Cyber-physical systems (CPSs) and the Internet of Things (IoT) are increasingly important technologies within all sectors of society. Information security of the systems, including confidentiality, integrity, and availability, is of utmost importance, and violations may have severe consequences, from harming humans to damage to property or the environment. This project addresses privacy and security-related problems from a physical-layer perspective, where conventional methods fail to detect security breaches and privacy invasions. The issues considered are challenging because of the distributed nature of CPS/IoT, the dynamic nature of attacks, and infrastructure constraints. Furthermore, the existing data security approaches neglect the additional information available at the physical layer, such as sensor redundancy, control laws, and physical processes. The project embraces a secure-by-design philosophy for designing CPS and IoT with security and privacy as an inherent aspect of the functionality without depending on additional mechanisms later in the design. This ensures that CPS and IoT function even when other security protocols fail and maintain operations under adversarial conditions.

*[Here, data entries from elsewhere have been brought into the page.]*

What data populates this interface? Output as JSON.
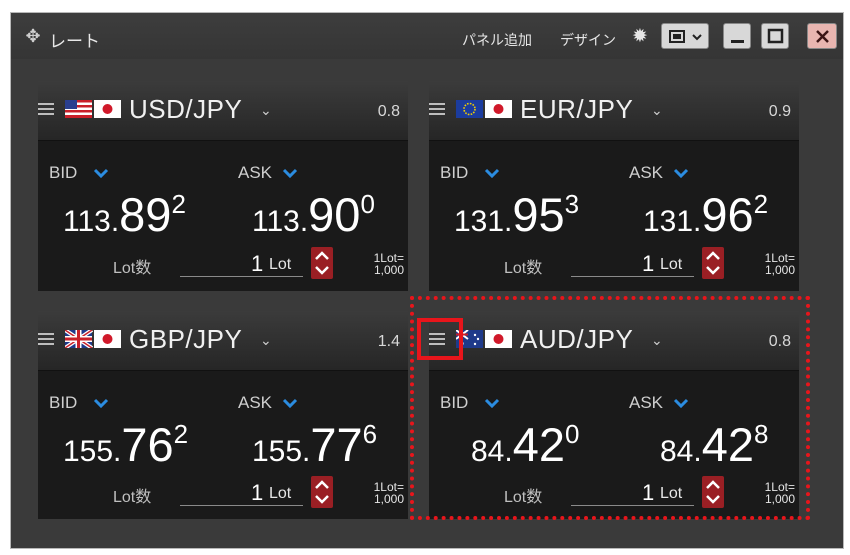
{
  "window": {
    "title": "レート",
    "add_panel_label": "パネル追加",
    "design_label": "デザイン"
  },
  "colors": {
    "accent_blue": "#2b8ce0",
    "stepper_red": "#9a1f24",
    "highlight_red": "#e8151b"
  },
  "panels": [
    {
      "pair": "USD/JPY",
      "spread": "0.8",
      "bid_label": "BID",
      "ask_label": "ASK",
      "bid_small": "113.",
      "bid_large": "89",
      "bid_sup": "2",
      "ask_small": "113.",
      "ask_large": "90",
      "ask_sup": "0",
      "lot_label": "Lot数",
      "lot_value": "1",
      "lot_unit": "Lot",
      "lot_info_1": "1Lot=",
      "lot_info_2": "1,000"
    },
    {
      "pair": "EUR/JPY",
      "spread": "0.9",
      "bid_label": "BID",
      "ask_label": "ASK",
      "bid_small": "131.",
      "bid_large": "95",
      "bid_sup": "3",
      "ask_small": "131.",
      "ask_large": "96",
      "ask_sup": "2",
      "lot_label": "Lot数",
      "lot_value": "1",
      "lot_unit": "Lot",
      "lot_info_1": "1Lot=",
      "lot_info_2": "1,000"
    },
    {
      "pair": "GBP/JPY",
      "spread": "1.4",
      "bid_label": "BID",
      "ask_label": "ASK",
      "bid_small": "155.",
      "bid_large": "76",
      "bid_sup": "2",
      "ask_small": "155.",
      "ask_large": "77",
      "ask_sup": "6",
      "lot_label": "Lot数",
      "lot_value": "1",
      "lot_unit": "Lot",
      "lot_info_1": "1Lot=",
      "lot_info_2": "1,000"
    },
    {
      "pair": "AUD/JPY",
      "spread": "0.8",
      "bid_label": "BID",
      "ask_label": "ASK",
      "bid_small": "84.",
      "bid_large": "42",
      "bid_sup": "0",
      "ask_small": "84.",
      "ask_large": "42",
      "ask_sup": "8",
      "lot_label": "Lot数",
      "lot_value": "1",
      "lot_unit": "Lot",
      "lot_info_1": "1Lot=",
      "lot_info_2": "1,000"
    }
  ]
}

We have developed new privacy-preserving schemes; in particular, we have designed distributed machine-learning algorithms that feature new privacy metrics and privacy-by-design. In addition, we have extended our initial results on communication-efficient federated learning suitable for streaming data. In federated learning, the aggregator only receives model updates from a set of participants and has no visibility into the data used for the learning. Hence, malicious participants can perform model poisoning attacks to control the model predictions for select data points. In the last year, we have broadened our study of federated learning to include the effects and countermeasures of natural and artificial disturbances, e.g., channel noise, privacy leakage, and model poisoning. We have also initiated studies on the challenges of federated learning in medical applications.
Technology innovation has the potential to introduce new technologies that could support people and society during these difficult times. Therefore, under the COPS project, we propose using drones as a companion to tackle current COVID-19 and future pandemics. The proposed COROID drone is based on crowdsourcing sensor data of the public's intelligent devices, which can correlate with the reading of the infrared cameras equipped on COROID drones.
Next, under the COPS project, we propose and investigate a bidirectional device-to-device (D2D) transmission scheme that exploits cooperative downlink non-orthogonal multiple access (NOMA) (termed BCD-NOMA). The BCD-NOMA model can support peer-to-peer content sharing, multiplayer gaming, social networking, and so on. The security and privacy of such applications are of great interest. Therefore, as a starting point, we study in detail the performance of the BCD-NOMA scheme. Unlike previous works, BCD-NOMA is designed for high ergodic capacity (EC) and high energy efficiency.
This medium-term time horizon research project develops advanced inference and optimization approaches to overcome challenges faced by future cyber physical systems/internet-of-things (CPS/IoT) and enable a sustainable and resilient digital society. The project addresses privacy and security related problems from a physical-layer perspective where traditional methods fail to detect security breaches and privacy invasions. The considered problems are particularly challenging due to the distributed nature of CPS/IoT, dynamic and non-stationary nature of attacks, and infrastructure constraints. The existing data security approaches ignore the additional information available at the physical layer such as sensor redundancy, control laws, and physical processes. Leveraging on the model knowledge and side information, the project adopts a secure-by-design philosophy for designing CPS and IoT with security and privacy as an inherent aspect of the functionality without solely depending on additional mechanisms at a later part of the design. Unlike the current approaches that assume security and privacy as an additional feature of the system, it is here consider to be a fundamental design constraint. This ensures that CPS and IoT function even when other security protocols fail and maintain operations under adversarial conditions. Finally, the project aims to strengthen the existing liaisons between academia and industry (NTNU and SINTEF), foster international scientific and education collaboration to educate and inform a new generation of scientists and engineers in the strategic area of IoT technologies. International co-operation with world-class research universities forms an important part of the project in the form of researcher exchange.